There is a piece on the opinion pages of “The New York Times” entitled “End College Legacy Preferences” written by Evan J. Mandery that we wanted to discuss. In his editorial, Mandery argues that there is so much attention paid by the courts to the practice of Affirmative Action but Affirmative Action isn’t nearly as dangerous and misguided as the practice of legacy admission at our nation’s most elite universities. As stated in his editorial and as cited on the pages of our college admissions blog previously, “Reviewing admission data from 30 top colleges in the Economics of Education Review, the researcher Michael Hurwitz concluded that children of alumni had a 45 percent greater chance of admission.
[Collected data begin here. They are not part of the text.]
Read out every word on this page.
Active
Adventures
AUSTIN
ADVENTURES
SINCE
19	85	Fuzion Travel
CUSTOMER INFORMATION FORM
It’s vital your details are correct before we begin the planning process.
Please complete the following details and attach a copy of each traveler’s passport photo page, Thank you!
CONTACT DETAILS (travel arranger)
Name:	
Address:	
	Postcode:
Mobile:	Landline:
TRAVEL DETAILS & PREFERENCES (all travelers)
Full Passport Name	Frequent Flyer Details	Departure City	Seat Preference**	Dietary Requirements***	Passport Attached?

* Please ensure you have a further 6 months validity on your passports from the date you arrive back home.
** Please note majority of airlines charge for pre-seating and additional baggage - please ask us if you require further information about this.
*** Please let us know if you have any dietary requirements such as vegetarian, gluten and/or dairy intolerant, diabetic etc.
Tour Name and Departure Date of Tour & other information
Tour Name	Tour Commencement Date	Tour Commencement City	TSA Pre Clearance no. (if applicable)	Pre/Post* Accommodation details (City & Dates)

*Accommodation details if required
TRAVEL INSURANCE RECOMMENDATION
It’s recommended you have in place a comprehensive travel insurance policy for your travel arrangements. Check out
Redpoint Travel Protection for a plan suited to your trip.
A Princeton team found the advantage to be worth the equivalent of 160 additional points on an applicant’s SAT, nearly as much as being a star athlete or African-American or Hispanic.” That is a hugely significant advantage indeed in highly selective college admissions.
Mandery even cites the legacy admission statistic at his alma mater, Harvard, which is 30% (or approximately five times the regular admission rate). If the objective of Affirmative Action is to balance things out, it would seem that legacy admission does just the opposite. Mandery argues this and we don’t disagree with it. Legacy admission seems antithetical to the very mission of many of our nation’s most elite universities. We happen to agree with almost everything that Mandery writes, with exception to one point. He writes, “Harvard, Yale, Stanford, Princeton and Columbia collectively have endowments of about $100 billion. They have the means to end this abhorrent practice with a stroke of a pen and the financial resources to endure whatever uncertainty ensues.” Highly selective colleges don’t want to dip into their endowments. But, more importantly, let’s not forget where the endowment comes from. Much of it comes from alumni donors, many of whom would stop donating as much — or stop donating entirely — if the practice of legacy admission was done away with with one stroke of the pen.
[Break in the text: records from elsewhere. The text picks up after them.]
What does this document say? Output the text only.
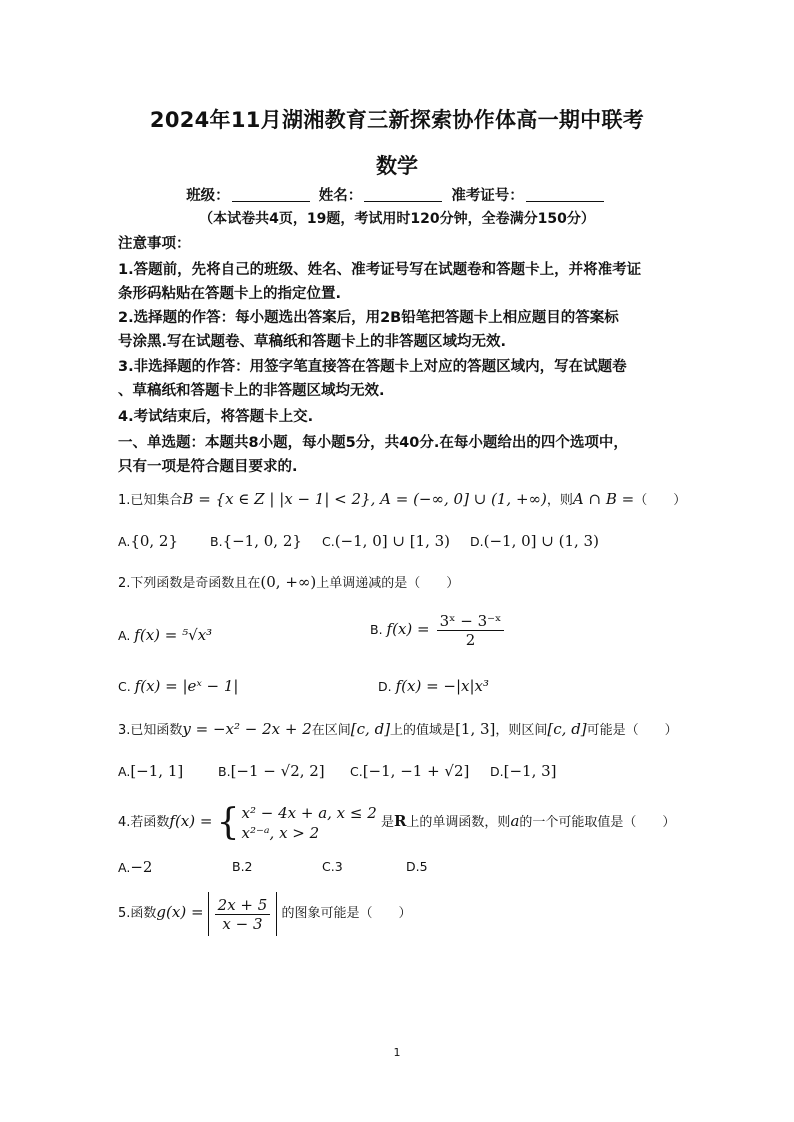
2024年11月湖湘教育三新探索协作体高一期中联考
数学
班级：	姓名：	准考证号：
（本试卷共4页，19题，考试用时120分钟，全卷满分150分）
注意事项：
1.答题前，先将自己的班级、姓名、准考证号写在试题卷和答题卡上，并将准考证
条形码粘贴在答题卡上的指定位置.
2.选择题的作答：每小题选出答案后，用2B铅笔把答题卡上相应题目的答案标
号涂黑.写在试题卷、草稿纸和答题卡上的非答题区域均无效.
3.非选择题的作答：用签字笔直接答在答题卡上对应的答题区域内，写在试题卷
、草稿纸和答题卡上的非答题区域均无效.
4.考试结束后，将答题卡上交.
一、单选题：本题共8小题，每小题5分，共40分.在每小题给出的四个选项中，
只有一项是符合题目要求的.
1.已知集合B = {x ∈ Z | |x − 1| < 2}, A = (−∞, 0] ∪ (1, +∞)，则A ∩ B =（　　）
A.{0, 2}	B.{−1, 0, 2} C.(−1, 0] ∪ [1, 3) D.(−1, 0] ∪ (1, 3)
2.下列函数是奇函数且在(0, +∞)上单调递减的是（　　）
A. f(x) = ⁵√x³	B. $f(x) = \frac{\text{3ˣ − 3⁻ˣ}}{2}$
C. f(x) = |eˣ − 1|	D. f(x) = −|x|x³
3.已知函数y = −x² − 2x + 2在区间[c, d]上的值域是[1, 3]，则区间[c, d]可能是（　　）
A.[−1, 1]	B.[−1 − √2, 2] C.[−1, −1 + √2] D.[−1, 3]
4.若函数f(x) = { x² − 4x + a, x ≤ 2
x²⁻ᵃ, x > 2
是R上的单调函数，则a的一个可能取值是（　　）
A.−2	B.2	C.3	D.5
5.函数$g(x) = \frac{2x + 5}{x - 3}$ 的图象可能是（　　）
1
We have argued in the past — as have others — that legacy admission is a violation of tax law. Alumni donors are receiving tax breaks for donating to their alma maters and, for that, they’re not supposed to be receiving anything in return. And yet they are because their children have statistically better odds — significantly better odds — of getting in. We believe that arguing a case based on tax law against the highly selective college is the best way to hope to end the practice of legacy admission. But that’s just our two cents. And now we’ll get off our soapbox!